Guida pratica alle principali novità sulla tutela della salute e sugli adempimenti per il lavoro agile e per le piattaforme di lavoro mobili elevabili
Il lavoro fuori sede è ormai una realtà consolidata per molte piccole e medie imprese e la normativa ha reagito con interventi che chiariscono obblighi e responsabilità. La nuova disciplina introdotta dalla Legge annuale sulle PMI 2026 focalizza l’attenzione su due fronti: la tutela della salute dei lavoratori in modalità agile e il rafforzamento dei controlli tecnici sulle attrezzature a rischio. Questo articolo ricompone in modo operativo i punti essenziali che manager, responsabili della sicurezza e lavoratori devono conoscere per adeguare pratiche e procedure.
Le novità normative impongono al datore di lavoro l’adozione di misure informative e di controllo specifiche: da un lato l’obbligo di consegnare un’informativa almeno annuale sui rischi connessi al lavoro agile, dall’altro l’estensione delle verifiche periodiche a determinate attrezzature come le piattaforme di lavoro mobili elevabili. Entrambe le direttrici mirano a ricondurre al centro la prevenzione, anche quando la prestazione si svolge al di fuori dei locali aziendali.
La normativa precisa che l’assolvimento degli obblighi di sicurezza compatibili con la modalità agile si concretizza attraverso la consegna di un’apposita informativa annuale al lavoratore e al rappresentante dei lavoratori per la sicurezza. Il documento deve individuare i rischi generali e specifici legati alla modalità di esecuzione della prestazione, con particolare attenzione all’uso dei videoterminali e di altre strumentazioni informatiche. L’obbligo non si limita a un adempimento formale: l’informativa deve essere chiara, puntuale e funzionale a consentire al lavoratore di riconoscere i rischi e le misure di prevenzione.

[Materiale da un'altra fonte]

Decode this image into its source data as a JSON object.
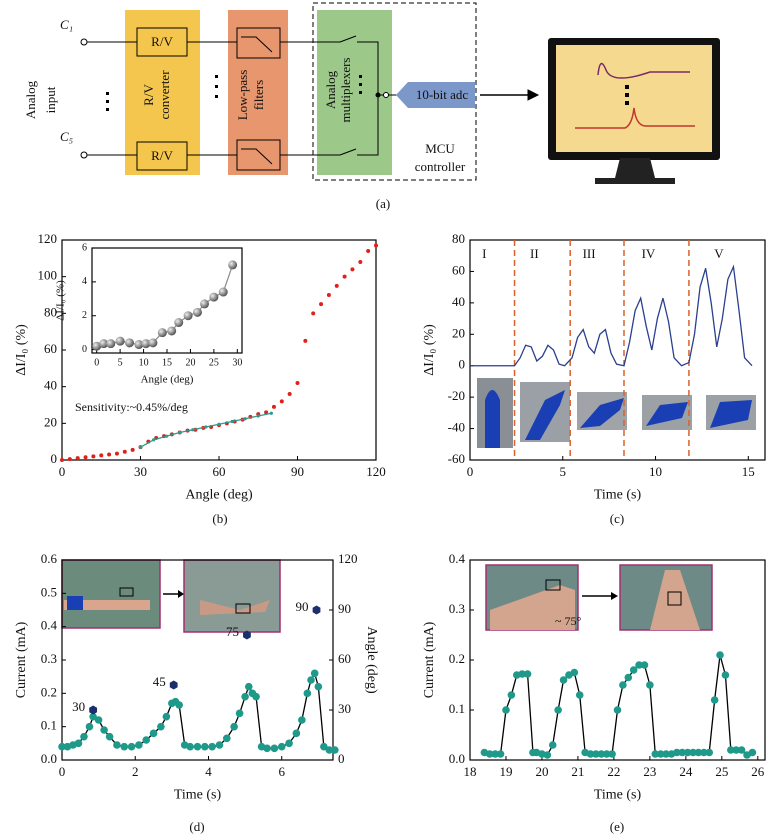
{
  "diagram": {
    "panel_label": "(a)",
    "inputs": [
      "C₁",
      "C₅"
    ],
    "analog_input": [
      "Analog",
      "input"
    ],
    "rv": [
      "R/V",
      "R/V"
    ],
    "rv_converter": [
      "R/V",
      "converter"
    ],
    "low_pass": [
      "Low-pass",
      "filters"
    ],
    "mux": [
      "Analog",
      "multiplexers"
    ],
    "adc": "10-bit adc",
    "mcu": [
      "MCU",
      "controller"
    ]
  },
  "chart_data": [
    {
      "type": "scatter",
      "panel_label": "(b)",
      "xlabel": "Angle (deg)",
      "ylabel": "ΔI/I₀ (%)",
      "annotation": "Sensitivity:~0.45%/deg",
      "xlim": [
        0,
        120
      ],
      "xticks": [
        0,
        30,
        60,
        90,
        120
      ],
      "ylim": [
        0,
        120
      ],
      "yticks": [
        0,
        20,
        40,
        60,
        80,
        100,
        120
      ],
      "series": [
        {
          "color": "#e0201b",
          "style": "markers",
          "x": [
            0,
            3,
            6,
            9,
            12,
            15,
            18,
            21,
            24,
            27,
            30,
            33,
            36,
            39,
            42,
            45,
            48,
            51,
            54,
            57,
            60,
            63,
            66,
            69,
            72,
            75,
            78,
            81,
            84,
            87,
            90,
            93,
            96,
            99,
            102,
            105,
            108,
            111,
            114,
            117,
            120
          ],
          "values": [
            0,
            0.5,
            1,
            1.5,
            2,
            2.5,
            3,
            3.5,
            4.5,
            5.5,
            7,
            10,
            12,
            13,
            14,
            15,
            16,
            16.5,
            17.5,
            18,
            19,
            20,
            21,
            22,
            23.5,
            25,
            26,
            29,
            32,
            36,
            42,
            65,
            80,
            85,
            90,
            95,
            100,
            104,
            108,
            114,
            117
          ]
        },
        {
          "color": "#2a9d8f",
          "style": "line+markers",
          "x": [
            30,
            35,
            40,
            45,
            50,
            55,
            60,
            65,
            70,
            75,
            80
          ],
          "values": [
            7,
            11,
            13,
            15,
            16.5,
            18,
            19.5,
            21,
            22.5,
            24,
            25.5
          ]
        }
      ]
    },
    {
      "type": "scatter",
      "xlabel": "Angle (deg)",
      "ylabel": "ΔI/I₀ (%)",
      "xlim": [
        -1,
        31
      ],
      "xticks": [
        0,
        5,
        10,
        15,
        20,
        25,
        30
      ],
      "ylim": [
        -0.2,
        6
      ],
      "yticks": [
        0,
        2,
        4,
        6
      ],
      "series": [
        {
          "color": "#8a8a8a",
          "style": "line+markers",
          "marker": "sphere",
          "x": [
            0,
            1.5,
            3,
            5,
            7,
            9,
            10.5,
            12,
            14,
            16,
            17.5,
            19.5,
            21.5,
            23,
            25,
            27,
            29
          ],
          "values": [
            0.2,
            0.35,
            0.35,
            0.5,
            0.4,
            0.3,
            0.35,
            0.4,
            1.0,
            1.1,
            1.6,
            2.0,
            2.2,
            2.7,
            3.1,
            3.4,
            5.0
          ]
        }
      ]
    },
    {
      "type": "line",
      "panel_label": "(c)",
      "xlabel": "Time (s)",
      "ylabel": "ΔI/I₀ (%)",
      "xlim": [
        0,
        15.9
      ],
      "xticks": [
        0,
        5,
        10,
        15
      ],
      "ylim": [
        -60,
        80
      ],
      "yticks": [
        -60,
        -40,
        -20,
        0,
        20,
        40,
        60,
        80
      ],
      "dividers": [
        2.4,
        5.4,
        8.3,
        11.8
      ],
      "regions": [
        "I",
        "II",
        "III",
        "IV",
        "V"
      ],
      "series": [
        {
          "color": "#2b3f8f",
          "style": "line",
          "x": [
            0,
            2.4,
            2.7,
            3.0,
            3.3,
            3.6,
            3.9,
            4.2,
            4.5,
            4.8,
            5.1,
            5.5,
            5.8,
            6.1,
            6.4,
            6.7,
            7.0,
            7.3,
            7.6,
            7.9,
            8.3,
            8.6,
            8.9,
            9.2,
            9.5,
            9.8,
            10.1,
            10.4,
            10.7,
            11.0,
            11.4,
            11.8,
            12.1,
            12.4,
            12.7,
            13.0,
            13.3,
            13.6,
            13.9,
            14.2,
            14.5,
            14.8,
            15.2
          ],
          "values": [
            0,
            0,
            5,
            13,
            12,
            3,
            6,
            13,
            10,
            1,
            0,
            5,
            18,
            23,
            12,
            8,
            20,
            23,
            8,
            1,
            0,
            15,
            35,
            43,
            25,
            10,
            30,
            43,
            28,
            5,
            0,
            2,
            20,
            50,
            62,
            40,
            12,
            30,
            55,
            63,
            35,
            5,
            0
          ]
        }
      ]
    },
    {
      "type": "line",
      "panel_label": "(d)",
      "xlabel": "Time (s)",
      "ylabel": "Current (mA)",
      "y2label": "Angle (deg)",
      "xlim": [
        0,
        7.4
      ],
      "xticks": [
        0,
        2,
        4,
        6
      ],
      "ylim": [
        0,
        0.6
      ],
      "yticks": [
        {
          "value": 0,
          "label": "0.0"
        },
        0.1,
        0.2,
        0.3,
        0.4,
        0.5,
        0.6
      ],
      "y2lim": [
        0,
        120
      ],
      "y2ticks": [
        0,
        30,
        60,
        90,
        120
      ],
      "series": [
        {
          "color": "#1f9a8a",
          "line_color": "#000000",
          "style": "line+markers",
          "x": [
            0,
            0.15,
            0.3,
            0.45,
            0.6,
            0.75,
            0.85,
            1.0,
            1.15,
            1.3,
            1.5,
            1.7,
            1.9,
            2.1,
            2.3,
            2.5,
            2.7,
            2.85,
            3.0,
            3.1,
            3.2,
            3.35,
            3.5,
            3.7,
            3.9,
            4.1,
            4.3,
            4.5,
            4.7,
            4.85,
            5.0,
            5.1,
            5.2,
            5.3,
            5.45,
            5.6,
            5.8,
            6.0,
            6.2,
            6.4,
            6.55,
            6.7,
            6.8,
            6.9,
            7.0,
            7.15,
            7.3,
            7.45
          ],
          "values": [
            0.04,
            0.04,
            0.045,
            0.05,
            0.07,
            0.1,
            0.13,
            0.12,
            0.09,
            0.07,
            0.045,
            0.04,
            0.04,
            0.045,
            0.06,
            0.08,
            0.1,
            0.13,
            0.17,
            0.175,
            0.165,
            0.045,
            0.04,
            0.04,
            0.04,
            0.04,
            0.045,
            0.065,
            0.1,
            0.14,
            0.19,
            0.22,
            0.2,
            0.19,
            0.04,
            0.035,
            0.035,
            0.04,
            0.05,
            0.08,
            0.12,
            0.2,
            0.24,
            0.26,
            0.22,
            0.04,
            0.03,
            0.03
          ]
        },
        {
          "color": "#1b2f6e",
          "style": "markers",
          "marker": "hexagon",
          "axis": "y2",
          "show_values": true,
          "x": [
            0.85,
            3.05,
            5.05,
            6.95
          ],
          "values": [
            30,
            45,
            75,
            90
          ]
        }
      ]
    },
    {
      "type": "line",
      "panel_label": "(e)",
      "xlabel": "Time (s)",
      "ylabel": "Current (mA)",
      "annotation": "~ 75°",
      "xlim": [
        18,
        26.2
      ],
      "xticks": [
        18,
        19,
        20,
        21,
        22,
        23,
        24,
        25,
        26
      ],
      "ylim": [
        0,
        0.4
      ],
      "yticks": [
        {
          "value": 0,
          "label": "0.0"
        },
        0.1,
        0.2,
        0.3,
        0.4
      ],
      "series": [
        {
          "color": "#1f9a8a",
          "line_color": "#000000",
          "style": "line+markers",
          "x": [
            18.4,
            18.55,
            18.7,
            18.85,
            19.0,
            19.15,
            19.3,
            19.45,
            19.6,
            19.75,
            19.85,
            20.0,
            20.15,
            20.3,
            20.45,
            20.6,
            20.75,
            20.9,
            21.05,
            21.2,
            21.35,
            21.5,
            21.65,
            21.8,
            21.95,
            22.1,
            22.25,
            22.4,
            22.55,
            22.7,
            22.85,
            23.0,
            23.15,
            23.3,
            23.45,
            23.6,
            23.75,
            23.9,
            24.05,
            24.2,
            24.35,
            24.5,
            24.65,
            24.8,
            24.95,
            25.1,
            25.25,
            25.4,
            25.55,
            25.7,
            25.85
          ],
          "values": [
            0.015,
            0.012,
            0.012,
            0.012,
            0.1,
            0.13,
            0.17,
            0.172,
            0.172,
            0.015,
            0.015,
            0.012,
            0.01,
            0.03,
            0.1,
            0.16,
            0.17,
            0.175,
            0.13,
            0.015,
            0.012,
            0.012,
            0.012,
            0.012,
            0.012,
            0.1,
            0.15,
            0.165,
            0.18,
            0.19,
            0.19,
            0.15,
            0.012,
            0.012,
            0.012,
            0.012,
            0.015,
            0.015,
            0.015,
            0.015,
            0.015,
            0.015,
            0.015,
            0.12,
            0.21,
            0.17,
            0.02,
            0.02,
            0.02,
            0.01,
            0.015
          ]
        }
      ]
    }
  ]
}
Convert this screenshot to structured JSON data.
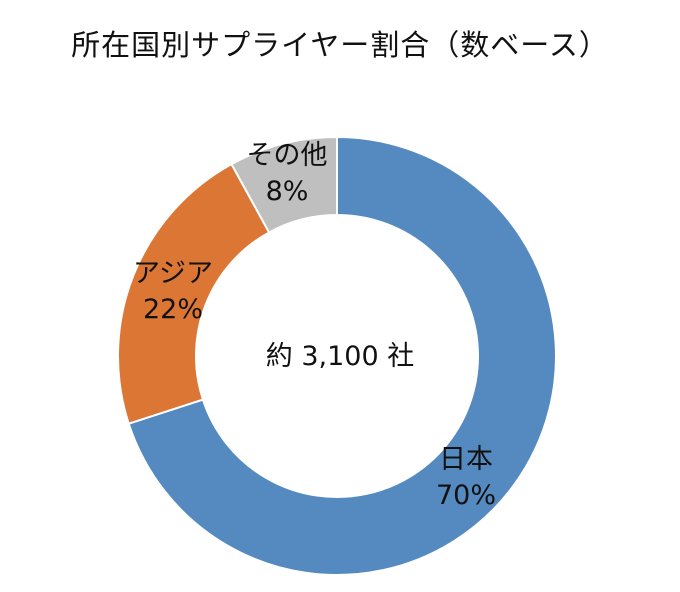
{
  "chart_data": {
    "type": "pie",
    "title": "所在国別サプライヤー割合（数ベース）",
    "center_text": "約 3,100 社",
    "slices": [
      {
        "label": "日本",
        "value": 70,
        "value_label": "70%",
        "color": "#558ac0"
      },
      {
        "label": "アジア",
        "value": 22,
        "value_label": "22%",
        "color": "#db7634"
      },
      {
        "label": "その他",
        "value": 8,
        "value_label": "8%",
        "color": "#bfbfbf"
      }
    ]
  }
}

L’informativa deve essere consegnata non solo al singolo lavoratore, ma anche ai rappresentanti per la sicurezza, e integra gli obblighi già previsti dagli articoli che disciplinano informazione e formazione. Spicca inoltre il richiamo all’obbligo di cooperazione del lavoratore: ciascuno è chiamato a collaborare attivamente all’attuazione delle misure predisposte dal datore di lavoro. In caso di omissione nella consegna dell’informativa sono previste sanzioni penali e amministrative a carico del datore di lavoro e del dirigente, a sottolineare la rilevanza dell’adempimento.
Parallelamente, la legge amplia l’elenco delle attrezzature soggette a verifiche periodiche, includendo le piattaforme di lavoro mobili elevabili e le piattaforme fuoristrada per operazioni in frutteto. Per queste attrezzature è prevista una cadenza di controllo che mira a valutare lo stato di conservazione e l’efficienza ai fini della sicurezza, riducendo così rischi come cadute dall’alto o ribaltamenti. L’estensione risponde all’esigenza di omogeneizzare i controlli tecnici su dispositivi che espongono i lavoratori a rischi elevati.
La prima verifica su tali attrezzature è tipicamente effettuata con il coinvolgimento di enti pubblici specializzati, mentre le verifiche successive possono essere svolte da ASL, ARPA dove previsto o da soggetti abilitati scelti dal datore di lavoro. Le verifiche sono a titolo oneroso e le spese gravano sul datore di lavoro; i verbali devono essere registrati e conservati per essere esibiti agli organi di vigilanza. Questa disciplina rafforza la responsabilità gestionale dell’impresa in tema di manutenzione e controlli.
Per tradurre la norma in pratiche efficaci le imprese devono aggiornare il proprio sistema di gestione della sicurezza: rivedere la valutazione dei rischi, predisporre e distribuire l’informativa annuale, programmare le verifiche periodiche sulle attrezzature interessate e curare la documentazione. È fondamentale coinvolgere il rappresentante dei lavoratori per la sicurezza e assicurare formazione specifica per chi utilizza videoterminali o macchine operatrici. Un approccio proattivo riduce l’esposizione a sanzioni e migliora il benessere organizzativo.
In sintesi, le modifiche introdotte dalla Legge annuale sulle PMI 2026 intendono adattare la disciplina della prevenzione alle nuove modalità di lavoro e consolidare i controlli su attrezzature particolarmente rischiose. Adeguare politiche, procedure e documentazione rappresenta non solo un obbligo normativo, ma anche un investimento in salute, efficienza e responsabilità aziendale.